È la
prima delle due parole latine che Mons. Bergoglio scrisse sullo stemma vescovile,
mantenuto anche da papa: “miserando atque
eligendo”. Si riferisce alla chiamata di Levi, come è interpretata da uno
scrittore del primo millennio, Beda il Venerabile, il cui testo potrebbe essere
tradotto: “Gesù vide un pubblicano e
siccome lo guardò con sentimento di amore (miserando) e lo scelse (eligendo),
gli disse: Seguimi”. Sono parole che fanno parte della storia del giovane Jorge
Bergoglio quando, nel 1953, proprio nella festa di san Matteo (il Levi del
Vangelo), a 17 anni entrò in chiesa e, dopo
essersi confessato, si
sentì avvolto dalla misericordia di Dio che lo chiamava… Da allora la parola
“misericordia” è entrata nel suo vocabolario.
Fu oggetto
già del primo Angelus, il 17 marzo 2013, quando affermò che essa “cambia il mondo”.

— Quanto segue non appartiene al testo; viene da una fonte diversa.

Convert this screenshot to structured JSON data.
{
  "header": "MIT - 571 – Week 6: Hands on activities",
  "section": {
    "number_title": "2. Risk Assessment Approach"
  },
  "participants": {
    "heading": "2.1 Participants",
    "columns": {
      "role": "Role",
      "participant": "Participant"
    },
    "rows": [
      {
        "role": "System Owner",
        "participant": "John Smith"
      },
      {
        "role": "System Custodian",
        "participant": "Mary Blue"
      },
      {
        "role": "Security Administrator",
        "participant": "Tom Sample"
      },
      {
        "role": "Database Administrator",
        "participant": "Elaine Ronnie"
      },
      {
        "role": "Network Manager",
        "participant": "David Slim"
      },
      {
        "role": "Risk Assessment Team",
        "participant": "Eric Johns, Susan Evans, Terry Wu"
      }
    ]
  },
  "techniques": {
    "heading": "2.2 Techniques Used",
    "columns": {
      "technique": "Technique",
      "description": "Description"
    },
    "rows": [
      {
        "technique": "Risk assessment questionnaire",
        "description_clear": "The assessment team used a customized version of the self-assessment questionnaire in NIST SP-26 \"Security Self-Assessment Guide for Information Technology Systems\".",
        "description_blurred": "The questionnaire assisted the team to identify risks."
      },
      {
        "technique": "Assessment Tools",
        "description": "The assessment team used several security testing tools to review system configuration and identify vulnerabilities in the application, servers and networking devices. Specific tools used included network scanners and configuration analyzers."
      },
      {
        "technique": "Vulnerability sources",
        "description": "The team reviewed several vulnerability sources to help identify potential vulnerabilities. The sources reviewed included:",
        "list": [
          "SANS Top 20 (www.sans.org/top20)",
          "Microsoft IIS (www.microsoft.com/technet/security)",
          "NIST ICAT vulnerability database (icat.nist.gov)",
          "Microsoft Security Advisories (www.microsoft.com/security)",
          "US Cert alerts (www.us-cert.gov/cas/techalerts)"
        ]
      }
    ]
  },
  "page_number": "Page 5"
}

Sì, perché la misericordia fa vedere le persone con lo sguardo con cui Gesù
guardò Levi-Matteo: non vide un collaborazionista dei Romani, un pubblico
peccatore; lo guardò con “un sentimento di amore”, capace di far emergere da lui
il meglio, generandolo un uomo nuovo.
È
sguardo di “benevolenza”, che invece di criticare, giudicare, mettere in luce
il negativo, “vuole il bene” dell’altro, perdona, porta pazienza, incoraggia… fino a trasformare
gli ambienti in “isole di misericordia in mezzo al mare dell’indifferenza!” (Messaggio per la
Quaresima 2015).
È possibile? A condizione di avere sperimentato l’amore misericordioso di Dio, il suo perdono, la sua fiducia. Soltanto così – ed è la conclusione di quel primo Angelus di papa Francesco – “anche noi impariamo ad essere misericordiosi con tutti”.